Range determination is a process of finding out the approximate distance from an observer to a target or any distant object. Accurate range determination allows the squad members to set their sights correctly and place effective fire on enemy targets. Methods of determining ranges are estimation by eye and observation of fire.
Estimation by Eye
There are two methods used in estimating range by eye: the mental unit of measure and the appearance of objects. With training and practice, accurate ranges can be determined and a high volume of surprise fire can be delivered on the enemy.
Mental Unit of Measure
- To use the mental unit of measure, the Marine visualizes a 100-meter distance, or any other unit of measure familiar to him. With this unit in mind, he mentally determines how many of these units there are between his position and the target. (See fig. 2-1.) In training, mental estimates should be checked by pacing off the distance. The average man takes about 130 steps per 100 meters.

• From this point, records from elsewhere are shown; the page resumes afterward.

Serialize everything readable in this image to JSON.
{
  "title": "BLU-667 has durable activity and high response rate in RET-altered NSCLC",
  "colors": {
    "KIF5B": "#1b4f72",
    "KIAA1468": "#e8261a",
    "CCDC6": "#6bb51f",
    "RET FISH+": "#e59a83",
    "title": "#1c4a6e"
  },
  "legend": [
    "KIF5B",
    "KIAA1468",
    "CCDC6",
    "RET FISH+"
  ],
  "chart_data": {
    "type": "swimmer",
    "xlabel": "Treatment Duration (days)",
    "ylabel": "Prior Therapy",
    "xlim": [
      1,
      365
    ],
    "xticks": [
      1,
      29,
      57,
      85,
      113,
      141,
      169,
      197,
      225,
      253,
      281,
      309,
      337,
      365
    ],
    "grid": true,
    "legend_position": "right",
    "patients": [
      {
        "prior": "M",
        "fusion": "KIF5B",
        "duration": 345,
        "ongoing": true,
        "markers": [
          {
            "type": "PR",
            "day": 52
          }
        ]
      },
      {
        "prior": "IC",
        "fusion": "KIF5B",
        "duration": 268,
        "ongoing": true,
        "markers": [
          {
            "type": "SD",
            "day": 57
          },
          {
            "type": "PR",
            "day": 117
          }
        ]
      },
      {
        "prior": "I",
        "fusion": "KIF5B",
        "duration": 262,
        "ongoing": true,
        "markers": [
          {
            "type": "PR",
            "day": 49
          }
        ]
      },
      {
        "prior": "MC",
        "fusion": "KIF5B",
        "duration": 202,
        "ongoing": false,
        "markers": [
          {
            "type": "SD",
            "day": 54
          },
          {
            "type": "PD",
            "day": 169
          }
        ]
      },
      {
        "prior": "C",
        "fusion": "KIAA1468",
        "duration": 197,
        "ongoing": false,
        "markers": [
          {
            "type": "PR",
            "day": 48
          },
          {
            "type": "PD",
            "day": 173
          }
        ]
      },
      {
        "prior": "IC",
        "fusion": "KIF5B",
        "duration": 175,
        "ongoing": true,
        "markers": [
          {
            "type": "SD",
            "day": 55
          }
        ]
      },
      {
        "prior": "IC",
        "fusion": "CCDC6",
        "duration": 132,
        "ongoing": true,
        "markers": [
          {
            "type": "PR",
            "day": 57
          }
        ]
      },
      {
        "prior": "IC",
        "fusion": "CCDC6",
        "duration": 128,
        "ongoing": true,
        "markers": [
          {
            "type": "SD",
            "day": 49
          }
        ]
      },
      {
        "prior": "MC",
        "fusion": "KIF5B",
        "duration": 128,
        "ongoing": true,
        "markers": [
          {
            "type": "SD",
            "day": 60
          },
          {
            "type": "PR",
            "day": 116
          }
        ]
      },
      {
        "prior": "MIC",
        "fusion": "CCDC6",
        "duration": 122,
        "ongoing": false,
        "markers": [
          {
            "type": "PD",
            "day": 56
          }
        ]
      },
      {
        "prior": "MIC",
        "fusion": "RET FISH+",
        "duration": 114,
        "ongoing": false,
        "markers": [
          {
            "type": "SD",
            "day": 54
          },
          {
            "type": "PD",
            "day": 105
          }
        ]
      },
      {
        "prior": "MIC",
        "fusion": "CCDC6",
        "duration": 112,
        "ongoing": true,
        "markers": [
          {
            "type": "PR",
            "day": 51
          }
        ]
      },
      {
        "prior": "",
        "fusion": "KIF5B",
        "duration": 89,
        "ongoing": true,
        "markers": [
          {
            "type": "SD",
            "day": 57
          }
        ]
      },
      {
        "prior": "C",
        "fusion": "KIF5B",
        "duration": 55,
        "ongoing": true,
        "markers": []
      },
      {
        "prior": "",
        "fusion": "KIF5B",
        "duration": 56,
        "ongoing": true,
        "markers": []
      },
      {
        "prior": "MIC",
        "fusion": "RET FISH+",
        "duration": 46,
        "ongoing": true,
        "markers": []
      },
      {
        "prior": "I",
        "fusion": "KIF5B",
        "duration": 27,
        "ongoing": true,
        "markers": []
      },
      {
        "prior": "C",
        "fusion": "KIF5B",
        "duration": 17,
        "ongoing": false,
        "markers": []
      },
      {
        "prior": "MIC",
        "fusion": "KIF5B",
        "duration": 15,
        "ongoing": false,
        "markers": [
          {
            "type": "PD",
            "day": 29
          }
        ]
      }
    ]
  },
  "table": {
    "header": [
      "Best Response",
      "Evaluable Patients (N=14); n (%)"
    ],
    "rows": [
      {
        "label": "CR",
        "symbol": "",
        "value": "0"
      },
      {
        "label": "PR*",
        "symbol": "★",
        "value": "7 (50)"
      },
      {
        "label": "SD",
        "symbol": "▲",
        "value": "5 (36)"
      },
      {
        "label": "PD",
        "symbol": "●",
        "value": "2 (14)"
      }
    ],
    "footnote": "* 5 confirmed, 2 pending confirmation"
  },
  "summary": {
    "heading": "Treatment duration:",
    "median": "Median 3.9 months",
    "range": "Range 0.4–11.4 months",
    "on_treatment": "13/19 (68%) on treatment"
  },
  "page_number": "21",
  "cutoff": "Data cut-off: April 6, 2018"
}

- Distances beyond 500 meters can most accurately be estimated by selecting a halfway point, estimating the range to this halfway point, then doubling it. (See fig. 2-1.)
Appearance of Objects.
When there are hills, woods, or other obstacles between the observer and target or where most of the ground is hidden from view, it is impractical to apply the mental unit of measure to determine range. In such cases, another method, based on appearance of objects, may be used. Through practice, the Marine learns how objects familiar to him appear at various known ranges. For example, watch a man when he is standing 100 meters away. Fix the appearance of his size and the details of his features and equipment firmly in mind. Watch him in the kneeling position, then in the prone position. By comparing the appearance of a man at 100, 200, 300, and 500 meters, a series of mental pictures is established. When time and conditions permit, accuracy can be improved by averaging a number of estimates by different men to determine the range.
Observation of Fire
Accurate range determination can be made by observing the strike of tracer or ball ammunition. An observer is necessary because it is difficult for a rifleman to follow his own tracer and see its impact. If this method is used, the range may be estimated quickly and accurately, but the possibility of achieving surprise is lost and the firing position may be revealed to the enemy.
This procedure requires that —
- The Marine firing estimates the range by eye, sets his sight for that range, and fires.
- The observer follows the path of the tracer and notes the impact of the round.
- The observer calls out sight corrections in clicks of elevation and windage necessary to hit the target.
- The Marine firing makes sight corrections, and continues to fire and make corrections until a hit on the target is observed. The observer keeps track of the number of clicks of elevation made in getting the round onto the target.
- The final sight setting to hit the target (with consideration to the zero of the rifle) indicates the range to the target. The Marine firing announces the range by voice or signal.